C-Scape at Cisco Live is always a good event and this year was no exception. I wasn’t sure what to expect as so many changes had occurred during the last year, but I was pleasantly surprised to find strong progress made in the cybersecurity services realm and excellent answers to all of my burning questions.
Customer Experience (CX) Efforts
Analysts were treated with a behind the scenes round table on a customer and partner portal which creates a digital interface with product and services contracts telemetry, contract expiration information, coverage status, advisories, issue insights, suggested training and certification, quick help via WebEx with a customer success manager, and opportunities to move forward on the client technology journey. It is built modularly and will ultimately allow partners to API the tools into their own customer portal.
The CX portal is predicated on the customer lifecycle:
As customers move around the lifecycle “race track,” the portal will continue to update, moving them from onboarding to implementation, support, maintenance, and operational service opportunities. Customers must buy support to see the portal. The partner portal will likely be announced at Partner Summit. The customer portal will beta in September and will evolve with feedback. Today Cisco is “customer zero.” Ultimately this will be the support tool.
Why does this matter to Cisco services?
Cisco, like most 30-year-old behemoths, hasn’t historically captured renewals and upsell opportunities as well as hungry startups. The CX efforts will help enhance and deepen revenue for the company. But there’s more to it than that. Customers need help, and services are where they find it. Security complexity in a hybrid and multi-cloud world is not going to slow down any time soon. Cisco desires to help customers do the right thing across all its products. Cisco understands the need to apply world-class implementation and support services so that the customer configures the product properly and understands how to use it. Customers engage Cisco for strategic consulting services as they go through their digital transformation journey, migrate to the cloud(s), and update security architecture. Cisco has had success providing operational services (MSS) to remove day-to-day management and monitoring from clients’ security burden. And, finally, Cisco’s incident response services have won accolades in the market and should be considered across all its customer segments.
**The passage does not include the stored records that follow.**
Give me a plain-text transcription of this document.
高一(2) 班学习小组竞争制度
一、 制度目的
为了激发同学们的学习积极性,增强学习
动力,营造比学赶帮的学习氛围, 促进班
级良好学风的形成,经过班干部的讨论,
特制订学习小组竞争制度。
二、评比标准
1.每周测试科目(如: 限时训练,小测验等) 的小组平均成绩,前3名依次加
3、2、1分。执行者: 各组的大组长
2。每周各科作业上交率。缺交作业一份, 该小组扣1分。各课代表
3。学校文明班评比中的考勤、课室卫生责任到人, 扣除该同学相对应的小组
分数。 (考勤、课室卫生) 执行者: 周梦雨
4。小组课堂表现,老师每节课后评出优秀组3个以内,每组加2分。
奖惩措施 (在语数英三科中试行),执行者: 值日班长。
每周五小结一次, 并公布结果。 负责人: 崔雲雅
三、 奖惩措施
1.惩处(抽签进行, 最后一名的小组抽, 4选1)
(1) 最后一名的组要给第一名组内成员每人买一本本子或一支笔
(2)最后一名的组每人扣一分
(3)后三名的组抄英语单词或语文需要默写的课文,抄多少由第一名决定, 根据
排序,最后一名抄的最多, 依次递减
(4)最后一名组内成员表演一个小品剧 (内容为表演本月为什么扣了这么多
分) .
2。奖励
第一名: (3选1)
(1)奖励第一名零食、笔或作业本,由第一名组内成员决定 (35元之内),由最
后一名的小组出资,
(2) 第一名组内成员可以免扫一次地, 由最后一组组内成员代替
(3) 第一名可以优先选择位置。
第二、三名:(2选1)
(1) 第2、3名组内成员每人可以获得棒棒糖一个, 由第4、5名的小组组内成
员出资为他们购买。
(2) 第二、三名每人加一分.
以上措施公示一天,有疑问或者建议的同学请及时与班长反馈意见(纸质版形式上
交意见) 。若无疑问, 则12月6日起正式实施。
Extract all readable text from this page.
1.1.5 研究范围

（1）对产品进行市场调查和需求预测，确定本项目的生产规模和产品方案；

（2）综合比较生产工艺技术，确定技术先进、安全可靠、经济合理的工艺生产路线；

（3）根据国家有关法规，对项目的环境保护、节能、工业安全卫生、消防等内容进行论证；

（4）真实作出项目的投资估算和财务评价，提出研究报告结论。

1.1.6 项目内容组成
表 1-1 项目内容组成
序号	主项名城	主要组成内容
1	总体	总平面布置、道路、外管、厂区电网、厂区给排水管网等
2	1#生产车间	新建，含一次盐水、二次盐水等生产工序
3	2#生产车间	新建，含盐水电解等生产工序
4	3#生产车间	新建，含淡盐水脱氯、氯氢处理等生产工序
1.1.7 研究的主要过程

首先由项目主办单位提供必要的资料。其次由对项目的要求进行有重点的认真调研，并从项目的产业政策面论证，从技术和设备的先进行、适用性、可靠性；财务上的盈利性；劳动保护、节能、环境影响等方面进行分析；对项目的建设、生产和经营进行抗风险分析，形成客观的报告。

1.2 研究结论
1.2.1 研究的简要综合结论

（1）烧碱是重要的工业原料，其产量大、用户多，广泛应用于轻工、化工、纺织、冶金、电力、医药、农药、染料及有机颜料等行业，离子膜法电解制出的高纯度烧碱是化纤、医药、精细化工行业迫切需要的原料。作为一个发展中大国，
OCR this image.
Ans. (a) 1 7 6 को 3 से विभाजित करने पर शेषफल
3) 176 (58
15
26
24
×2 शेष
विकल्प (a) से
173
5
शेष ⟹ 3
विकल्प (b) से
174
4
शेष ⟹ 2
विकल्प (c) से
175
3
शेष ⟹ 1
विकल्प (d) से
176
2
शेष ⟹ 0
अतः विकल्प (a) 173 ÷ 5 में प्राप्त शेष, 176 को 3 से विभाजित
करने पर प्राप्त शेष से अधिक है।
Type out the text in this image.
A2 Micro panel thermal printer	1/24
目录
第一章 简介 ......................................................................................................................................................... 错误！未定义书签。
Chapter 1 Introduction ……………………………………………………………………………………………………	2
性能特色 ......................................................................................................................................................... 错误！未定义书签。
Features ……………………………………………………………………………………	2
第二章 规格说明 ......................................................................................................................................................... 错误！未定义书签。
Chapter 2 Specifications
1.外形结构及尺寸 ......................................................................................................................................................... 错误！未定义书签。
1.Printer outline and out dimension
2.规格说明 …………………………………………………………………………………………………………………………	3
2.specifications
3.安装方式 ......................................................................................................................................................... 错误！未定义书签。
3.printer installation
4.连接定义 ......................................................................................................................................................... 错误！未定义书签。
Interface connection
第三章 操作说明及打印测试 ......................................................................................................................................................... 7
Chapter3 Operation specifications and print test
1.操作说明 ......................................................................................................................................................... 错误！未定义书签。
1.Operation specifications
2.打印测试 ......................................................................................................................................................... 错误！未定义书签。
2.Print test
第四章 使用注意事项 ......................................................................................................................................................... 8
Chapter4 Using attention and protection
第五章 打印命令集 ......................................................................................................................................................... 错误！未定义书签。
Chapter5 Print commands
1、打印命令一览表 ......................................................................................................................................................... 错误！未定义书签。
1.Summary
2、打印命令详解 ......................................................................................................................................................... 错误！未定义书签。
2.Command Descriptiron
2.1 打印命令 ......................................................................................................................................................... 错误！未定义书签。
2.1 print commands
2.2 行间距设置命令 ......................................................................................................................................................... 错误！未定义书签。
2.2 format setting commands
The disconnect Cisco discovered is that it doesn’t consistently inform the client of services that might have helped them, or bundle and embed implementation and knowledge transfer at the right time in the customer journey. This past year, Cisco has taken time to discover, curate, and rationalize service offerings around the globe. While I’ve had concerns about the pause on some services like discontinuing the premier and enhanced levels of the managed service Advanced Threat Analytics or ATA, for example, I am encouraged by executive reasoning to ensure that service offerings are predictable and repeatable for the customer. Cisco handled ATA’s sunset well by talking with each and every customer to let them know it would honor the entirety of the contract obligation until its fulfillment.
Conversations with Service Execs
Non-disclosure (NDA) conversations with the lead of overall security services, Ashley Arbuckle, whose official title is VP / GM, Global Security Customer Experience, Sean Mason, Director of Incident Response and Matt Rodgers, Managed Security Services Product Management left me with all my questions and concerns answered by Cisco. I can’t disclose insights from these conversations, but echo my colleague Jon Oltsik’s sentiment that "security shines at Cisco Live."
Evolution Takes Time
Transformation of Cisco’s security services business to include step-by-step CX alignment is no exception to this rule. Tracking the customer’s journey around the lifecycle “race track” is a useful and necessary next step in Cisco’s move from a security hardware vendor, which offers security services, to a critical services partner to the customer. As customers progress around the lifecycle, suggesting services, training, and products is not only supportive to the customer's transformation but will significantly entrench Cisco’s services and bolster revenue.